DovBer, figlio del grande gaon
Rabbi Schneur Zalman di benedetta memoria.

Da questa lettera e altre fonti, sappiamo quanto era grande la preoccupazione di Rabbi DovBer per la situazione economica degli ebrei e quanto sforzi impiegò nei suoi diversi tentativi di migliorare il loro destino.

La prigionia

All’epoca della dipartita di suo padre, Rabbi DovBer era a Kremenchug, nella Russia Bianca e da lì si stabilì a Lubavitch, nella Russia Bianca.

Mentre era in viaggio, chassidìm gli diedero i mezzi per stabilirsi nella sua nuova casa. Tuttavia quando arrivò, egli decise di distribuire questi fondi ai bisognosi e scrisse a un parente riguardo la formazione di un comitato di tre per supervisionare la distribuzione. In questa lettera egli fece riferimento a una somma ‘considerevole’.

Anni dopo questa lettera giunse nelle mani dell’erede del ricevente, un nemico senza scrupoli e vendicativo di Rabbi DovBer. Egli nutriva un odio implacabile per il Rebbe per un qualche ‘sgarbo’ famigliare personale. Con una falsificazione attenta dei numeri nella lettera, “tre o quattro mila rubli” diventarono “cento e tre o quattro mila”. Effettivamente una somma ‘considervole’. Qual’era lo scopo? E come è riuscito a raccogliere una somma tale durante un viaggio così breve? Ovviamente stava progettando una rivoluzione!

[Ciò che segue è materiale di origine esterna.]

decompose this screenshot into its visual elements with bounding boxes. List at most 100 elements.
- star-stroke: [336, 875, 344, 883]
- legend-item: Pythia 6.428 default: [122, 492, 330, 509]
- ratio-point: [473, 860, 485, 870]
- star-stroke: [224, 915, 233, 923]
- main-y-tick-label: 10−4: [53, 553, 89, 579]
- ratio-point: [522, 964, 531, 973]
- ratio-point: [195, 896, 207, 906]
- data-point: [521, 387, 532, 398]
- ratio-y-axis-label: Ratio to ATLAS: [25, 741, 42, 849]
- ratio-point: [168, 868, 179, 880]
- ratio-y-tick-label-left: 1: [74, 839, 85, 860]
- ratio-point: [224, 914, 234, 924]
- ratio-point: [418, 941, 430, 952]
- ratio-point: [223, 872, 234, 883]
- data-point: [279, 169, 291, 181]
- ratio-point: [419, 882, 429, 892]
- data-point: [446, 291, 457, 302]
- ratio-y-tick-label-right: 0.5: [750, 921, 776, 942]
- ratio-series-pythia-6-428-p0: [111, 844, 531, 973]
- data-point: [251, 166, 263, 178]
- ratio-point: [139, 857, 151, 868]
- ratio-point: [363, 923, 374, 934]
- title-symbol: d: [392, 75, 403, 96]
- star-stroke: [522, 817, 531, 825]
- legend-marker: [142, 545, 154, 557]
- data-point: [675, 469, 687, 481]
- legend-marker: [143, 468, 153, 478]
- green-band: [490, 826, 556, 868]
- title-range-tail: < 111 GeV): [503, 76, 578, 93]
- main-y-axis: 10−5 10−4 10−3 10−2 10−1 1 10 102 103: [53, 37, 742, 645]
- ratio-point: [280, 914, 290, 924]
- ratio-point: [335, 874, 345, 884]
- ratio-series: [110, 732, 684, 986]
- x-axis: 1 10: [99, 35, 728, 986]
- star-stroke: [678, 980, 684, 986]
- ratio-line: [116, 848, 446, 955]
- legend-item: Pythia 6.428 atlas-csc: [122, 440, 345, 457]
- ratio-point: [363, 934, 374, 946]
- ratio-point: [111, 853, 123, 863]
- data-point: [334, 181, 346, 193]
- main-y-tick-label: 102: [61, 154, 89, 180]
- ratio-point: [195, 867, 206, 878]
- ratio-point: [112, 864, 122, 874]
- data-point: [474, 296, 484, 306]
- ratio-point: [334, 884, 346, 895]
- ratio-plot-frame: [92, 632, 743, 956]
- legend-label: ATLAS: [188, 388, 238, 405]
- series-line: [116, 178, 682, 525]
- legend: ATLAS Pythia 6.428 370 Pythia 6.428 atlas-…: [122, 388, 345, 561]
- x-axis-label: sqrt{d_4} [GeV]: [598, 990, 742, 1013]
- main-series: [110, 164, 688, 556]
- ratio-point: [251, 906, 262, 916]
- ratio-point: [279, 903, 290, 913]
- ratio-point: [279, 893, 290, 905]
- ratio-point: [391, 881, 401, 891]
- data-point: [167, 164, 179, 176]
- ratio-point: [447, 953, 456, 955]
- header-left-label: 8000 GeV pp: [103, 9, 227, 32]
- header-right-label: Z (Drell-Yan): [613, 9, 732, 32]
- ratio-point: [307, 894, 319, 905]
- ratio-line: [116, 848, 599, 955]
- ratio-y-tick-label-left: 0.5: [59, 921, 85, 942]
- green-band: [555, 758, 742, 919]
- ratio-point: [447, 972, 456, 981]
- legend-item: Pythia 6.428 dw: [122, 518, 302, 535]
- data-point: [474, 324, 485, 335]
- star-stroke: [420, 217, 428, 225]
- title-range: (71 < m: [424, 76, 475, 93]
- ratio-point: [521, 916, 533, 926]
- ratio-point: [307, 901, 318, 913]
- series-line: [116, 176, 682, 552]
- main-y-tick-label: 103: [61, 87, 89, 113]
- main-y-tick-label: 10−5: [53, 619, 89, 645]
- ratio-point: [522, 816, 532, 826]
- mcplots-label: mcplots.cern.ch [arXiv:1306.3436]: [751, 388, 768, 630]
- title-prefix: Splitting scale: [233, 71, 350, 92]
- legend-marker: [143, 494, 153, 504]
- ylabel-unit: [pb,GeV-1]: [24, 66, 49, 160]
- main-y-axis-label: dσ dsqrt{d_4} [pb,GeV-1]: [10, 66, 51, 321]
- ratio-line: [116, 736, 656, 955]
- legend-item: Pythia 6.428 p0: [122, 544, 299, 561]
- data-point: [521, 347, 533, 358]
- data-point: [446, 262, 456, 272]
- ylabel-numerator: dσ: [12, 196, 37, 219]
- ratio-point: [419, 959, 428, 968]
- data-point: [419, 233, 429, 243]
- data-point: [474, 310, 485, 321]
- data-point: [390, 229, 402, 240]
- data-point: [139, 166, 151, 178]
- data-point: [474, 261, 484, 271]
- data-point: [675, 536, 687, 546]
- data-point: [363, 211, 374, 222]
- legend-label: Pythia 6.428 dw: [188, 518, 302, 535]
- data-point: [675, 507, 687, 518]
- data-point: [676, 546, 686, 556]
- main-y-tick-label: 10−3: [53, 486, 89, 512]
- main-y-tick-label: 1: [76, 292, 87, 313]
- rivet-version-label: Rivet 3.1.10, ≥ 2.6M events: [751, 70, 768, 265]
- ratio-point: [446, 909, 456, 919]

I soldi erano destinati ai Turchi, che allora governavano la Terra Santa. L’invio regolare di fondi per gli studiosi bisognosi lì diedero una certa credibilità a queste accuse. Altre accuse strane furono fatte, riguardo le dimensioni della sinagoga del Rebbe essendo simili a quelle del Tempio di Gerusalemme e che egli aveva intenzione di diventare il re d’Israele!

La somiglianza alle accuse lanciate contro Rabbi Schneur Zalman nel 5558 (1798) è impressionante.

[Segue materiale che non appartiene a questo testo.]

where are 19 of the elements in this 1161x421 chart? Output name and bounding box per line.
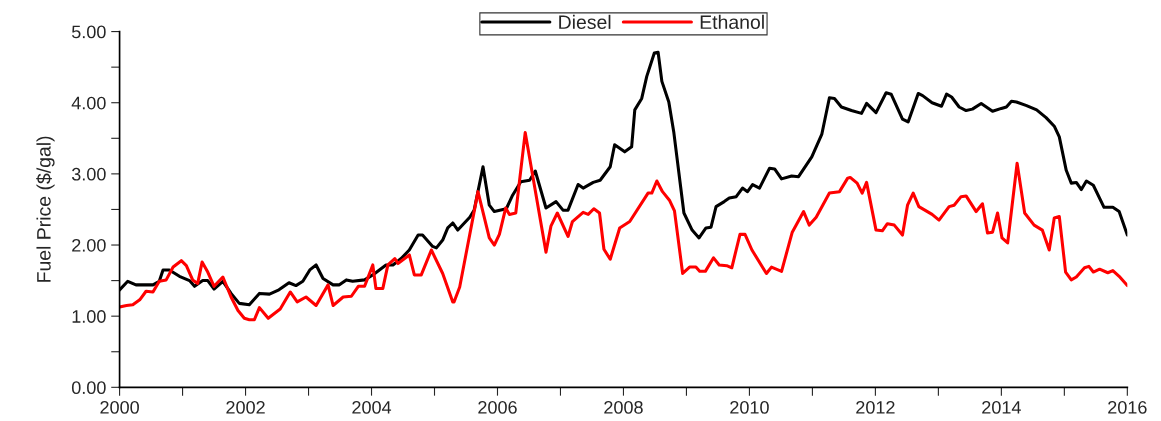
y-tick-label: 4.00 bbox=[71, 96, 106, 110]
y-tick-label: 2.00 bbox=[72, 238, 106, 252]
x-tick-label: 2000 bbox=[100, 400, 139, 414]
y-tick-label: 5.00 bbox=[71, 25, 106, 39]
legend-label: Ethanol bbox=[700, 14, 764, 30]
x-tick-label: 2004 bbox=[352, 400, 392, 414]
x-tick-label: 2014 bbox=[982, 400, 1021, 414]
y-tick-label: 3.00 bbox=[71, 167, 106, 181]
x-tick-label: 2002 bbox=[226, 400, 265, 414]
x-tick-label: 2006 bbox=[478, 400, 517, 414]
y-axis-title: Fuel Price ($/gal) bbox=[36, 136, 55, 282]
line-series bbox=[119, 131, 1128, 322]
x-tick-label: 2012 bbox=[856, 400, 895, 414]
x-tick-label: 2010 bbox=[730, 400, 769, 414]
y-tick-label: 1.00 bbox=[72, 310, 106, 323]
legend-label: Diesel bbox=[559, 14, 611, 30]
x-tick-label: 2016 bbox=[1108, 400, 1147, 414]
y-tick-label: 0.00 bbox=[71, 381, 106, 395]
x-tick-label: 2008 bbox=[604, 400, 643, 414]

Nell’autunno del 5587 (1826) Rabbi DovBer fu istruito di comparire a Vitebsk, la capitale di quella provincia. Ciò fu fatto in maniera molto rispettosa tramite ufficiali di alto grado, e furono prese disposizioni per accomodare il Rebbe.

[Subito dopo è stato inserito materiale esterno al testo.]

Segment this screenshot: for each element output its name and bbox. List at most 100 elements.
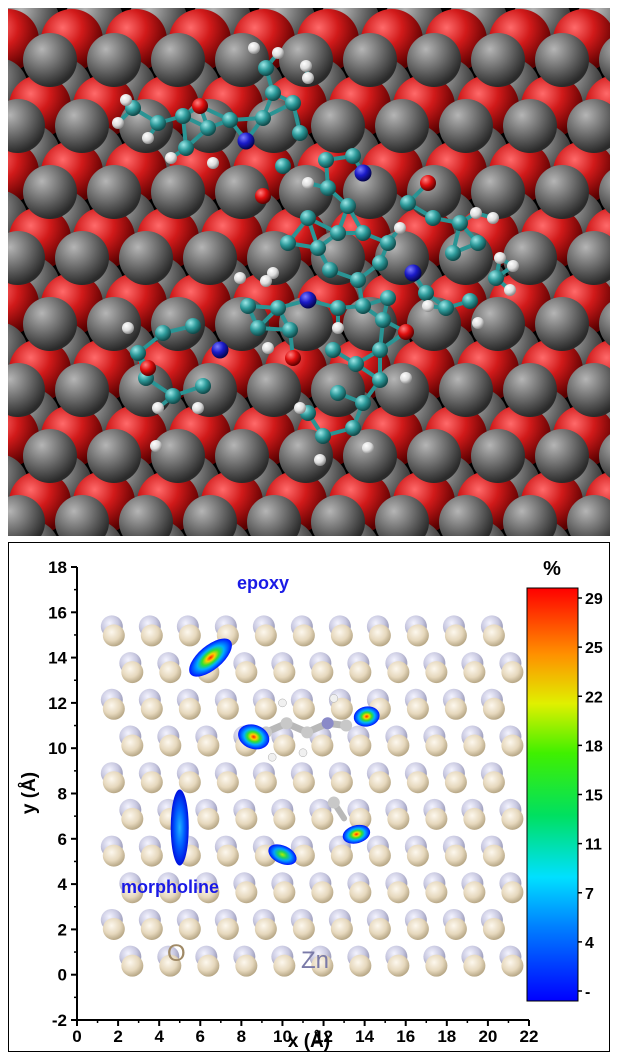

Centinaia lo accompagnarono da Lubavitch, e in ogni villaggio i saggi gli diedero il benvenuto con pane e sale come è uso. L’onore accordatogli da ebrei e gentii fecero una grande impressione sugli ufficiali.

Il governatore-generale Chavanski, un uomo rigido con poco affetto per Rabbi DovBer, condusse l’indagine. Dignitari importanti intercessero a sua favore. Egli fu trattato con cortesia e più tardi gli fu permesso di pregare in pubblico e di dare una lezione di chassidùt.

Egli fu informato ufficialmente di essere stato completamente esonerato da ogni sospetto, e liberato il 10 del mese di Kislev, una data che è festeggiata tra chassidìm, da allora.

La sua dipartita, un anno dopo, il 9 di Kislev 5588 (1827) esattamente cinquanta-quattro anni dopo la sua nascita, segnò la fine di un capitolo importanto della storia di Chabad.

Rabbi DovBer aveva esplorato gli aspetti più profondi degli insegnamenti di suo padre, esplorandone le implicazioni e sviluppandone le dottrine in grande dettaglio e con profondità. Suo padre era un filosofo creativo e originale, il fondatore del movimento. Rabbi DovBer lo consolidò e sviluppò le numerose attività di Chabad.